Yesterday, the District announced with much fanfare a request for proposals to design and build some sort of structure on the East Campus of St. Elizabeths that, theoretically, will house lots of little restaurants come this time next year. Think Boston’s Faneuil Hall, San Francisco’s Ferry Building, or hey, the reborn Union Market. It’s gonna be amazing, they promise.
“We want this to be an iconic structure, and really as bold as possible,” says project manager Feras Qumseya, with the Office of the Deputy Mayor for Planning and Economic Development. “We want this to be an attraction not just for the local commuinty, but city wide and regionally.”
A tall order! Especially since the building will have to go through the Historic Preservation Review Board, which isn’t over-friendly to bold, iconic structures—-temporary or not.

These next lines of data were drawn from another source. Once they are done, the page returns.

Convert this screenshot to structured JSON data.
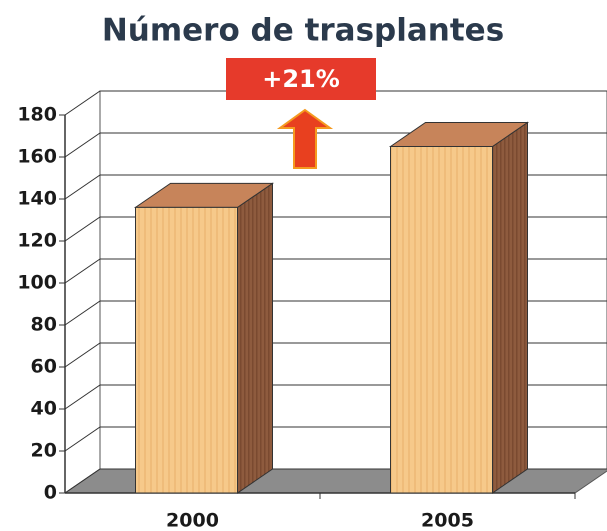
{
  "chart_data": {
    "type": "bar",
    "title": "Número de trasplantes",
    "categories": [
      "2000",
      "2005"
    ],
    "values": [
      136,
      165
    ],
    "ylim": [
      0,
      180
    ],
    "yticks": [
      0,
      20,
      40,
      60,
      80,
      100,
      120,
      140,
      160,
      180
    ],
    "grid": true,
    "annotation": "+21%",
    "color": "#f6c98a"
  }
}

It’ll have to abide by the master plan design guidelines, and it’s supposed to go right up against Martin Luther King Jr. Avenue, about which the Board has been particularly sensitive.
Still, there’s a solid business case for an operator to set up some kind of presence in the new pavilion. The 4,400 employees of the new Coast Guard headquarters across the street will have only one cafeteria for all their lunchtime needs when they relocate across the street next year, which could at least generate traffic on workdays. A critical mass of eateries could attract people from nearby and across the city, with a Green Line Metro station within walking distance. And the District is prepared to offer them the space for little to no rent, taking much of the risk out of the equation.
Why spend the money to build a super-special food court that’s only supposed to last two to five years? In large part, the city wants to take the time between now and when the rest of the campus gets developed to make St. Elizabeths, which has never before been exactly open to the public, a place where people hang out. (It sounds like a very Harriet Tregoning-ish idea, but the DMPED people assure me that their boss Victor Hoskins and Mayor Vince Gray actually came up with it).
There is one potential drawback to success: This whiz-bang structure could absorb what little amount of energy exists for restaurants to enter Ward 8, leaving neighborhood commercial corridors still dormant. But one might easily respond that this is a uniquely appealing proposition for restaurants that wouldn’t otherwise come east of the river at all, so it won’t be sapping energy so much as changing perceptions—-like a longer-term Lumen8Anacostia.
Then if it does work out, of course, there’s the problem of of taking it away.